Bisnis.com, BANDUNG—Rencana penanganan Daerah Aliran Sungai (DAS) Citarum 0-20 kilometer pertama oleh Pemprov Jabar belum solid sementara di wilayah tersebut sebanyak 8.311,80 hektar lahan sudah kritis.
Kepala Badan Pengelolaan Lingkungan Hidup Daerah (BPLHD) Jabar Anang Sudarna mengatakan kerusakan sudah teridentifikasi seusai pihaknya bersama sejumlah dinas melakukan perjalanan darat menyusuri 7,7 kilometer di DAS Citarum 20 kilometer pertama.
“Kami memverifikasi langsung di lapangan, persoalannya banyak,” katanya di Bandung, Jumat (11/4/2014).

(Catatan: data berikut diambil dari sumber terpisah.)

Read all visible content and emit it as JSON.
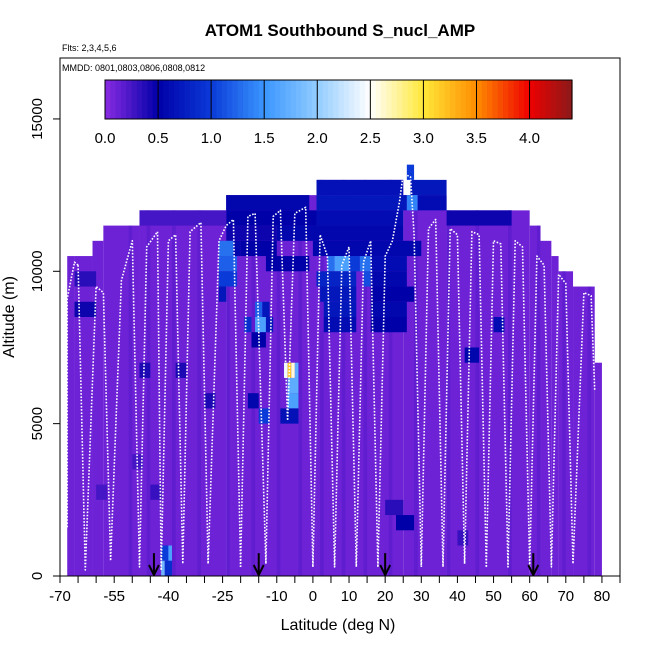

Persoalan itu antara lain kotoran hewan, pertanian, sanitasi, pembuangan limbah, instalasi pembuangan air limbah (IPAL) tak optimal, hingga alih fungsi lahan. Dari 5 desa, setidaknya lebih dari 1.000 lahan milik negara beralih fungsi lahan dari perkebunan dan hutan menjadi lahan tanaman sayur.
Data BPLHD Jabar mencatat di 0-20 kilometer pertama DAS Citarum di 5 kecamatan di Kabupaten Bandung, lahan kritis mencapai 8.311,80 hektar. Rinciannya untuk hutan konservasi kritis 1.117,68 hektar, sangat kritis 43 hektar. Hutan lindung kritis 3.638,91 hektar, dan sangat kritis 294,45 hektar. Hutan produksi sangat kritis 4,24 hektar.
Menurut Anang, lahan yang beralih fungsi untuk tanaman sayuran harus segera dicarikan solusinya. Untuk mengurangi erosi di kawasan ini dibutuhkan strategi tepat. Salah satunya eco-village atau desa ramah lingkungan. “Ada juga strategi pengendalian pencemaran dan pembinaan hukum.”
Lewat desa ramah lingkungan, masyarakat dituntut turut mengelola lingkungan dengan lebih berbudaya. BPLHD sudah menurunkan tim fasilitator dari komunitas dan aktifis lingkungan di desa-desa tertentu. “Ada 24 fasilitator kami rekrut untuk melatih masyarakat soal pertanian, sanitasi,” katanya.
Untuk industri yang berjumlah 71, pihaknya pun mulai melakukan pembinaan. Pihaknya menemukan 4 kasus yang dilakukan industri di wilayah Majalaya, antara lain industri memiliki IPAL tapi tidak dimanfaatkan secara optimal, tidak patuh aturan dan tidak melaporkan. “Mereka juga menggunakan batu bara sebagai bahan bakar yang limbahnya jelas B3,” katanya.
Sejauh ini sudah ada 7 industri yang ditangani dengan mendapat sanksi administrasi seperti teguran keras. Satu perusahaan sudah diajukan ke pengadilan karena terbukti membuang langsung limbah ke Citarum tanpa diolah. “Mereka perusahaan besar, punya IPAL tapi tidak mengolah, alasannya karena penghematan,” papar Anang.